# Subgroups-Stuck on a question

1. Sep 18, 2005

### hgj

Here's the question:

Prove that a nonempty subset H of a group G is a subgroup if for all x and y in H, the element xy^(-1) is also in H.

We have a theorem that says if G is a group and H is a nonempty subset of G, then H is a subgroup of G iff:
(1) H is closed
(2) if h is in H, then the inverse of h in G lies in H.

I know I need to use this theorem, and I have two ideas about how to go about it:
First, I think if I can prove y^(-1) is in H, then the two parts of the theorem follow from that. Unfortunately, I can't figure out how to do this.
My second thought is to prove the two parts separately. If I do this, my proof for closure is:
Assume xy is not in H. Then x is not in H or y is not in H. But this is a contradiction, so xy must be in H. Then closure is satisfied.
After this, though, I get stuck again when I try to prove part (2) about the inverse.

2. Sep 18, 2005

### AKG

If for all x and y in H, xy-1 is also in H, then what happens if x = y? Using that, you will have determined the existence of another special element in H. Using that element and the knowledge that xy-1 is in H for every x, y in H, what more can you prove?

For closure, you want to prove that for all x in H, if y is in H then so is xy.
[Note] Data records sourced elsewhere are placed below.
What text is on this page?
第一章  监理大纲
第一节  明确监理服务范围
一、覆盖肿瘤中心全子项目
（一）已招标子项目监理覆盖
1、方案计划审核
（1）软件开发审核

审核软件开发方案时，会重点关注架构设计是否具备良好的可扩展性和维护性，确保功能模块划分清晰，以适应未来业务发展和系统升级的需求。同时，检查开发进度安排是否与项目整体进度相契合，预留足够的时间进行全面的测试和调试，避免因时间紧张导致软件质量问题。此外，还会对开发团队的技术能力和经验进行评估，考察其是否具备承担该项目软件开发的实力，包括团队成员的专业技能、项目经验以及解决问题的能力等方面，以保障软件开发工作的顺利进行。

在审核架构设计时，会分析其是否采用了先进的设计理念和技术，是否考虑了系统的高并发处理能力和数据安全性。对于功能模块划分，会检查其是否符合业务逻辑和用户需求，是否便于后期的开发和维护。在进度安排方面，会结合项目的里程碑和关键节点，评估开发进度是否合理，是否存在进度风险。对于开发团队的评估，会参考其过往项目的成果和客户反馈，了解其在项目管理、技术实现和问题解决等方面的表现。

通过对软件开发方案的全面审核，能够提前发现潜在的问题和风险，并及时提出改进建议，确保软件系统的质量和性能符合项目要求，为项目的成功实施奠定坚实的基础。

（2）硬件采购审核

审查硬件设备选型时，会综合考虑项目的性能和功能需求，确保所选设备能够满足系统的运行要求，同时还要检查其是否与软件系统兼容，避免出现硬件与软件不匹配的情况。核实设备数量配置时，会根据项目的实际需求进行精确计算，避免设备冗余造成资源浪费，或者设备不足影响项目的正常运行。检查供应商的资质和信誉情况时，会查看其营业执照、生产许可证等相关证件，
If you have proven that (if y is in H then so is y-1) and you use the given fact (if x and y are in H, so is xy-1) then you can prove that xy is in H because it is true so long as:

x(y-1)-1 is in H which is true using the given assumption if
x is in H and y-1 is in H. The first is true by assumption, and the second is true because a) y is in H and b) you should have proved inverses are in H.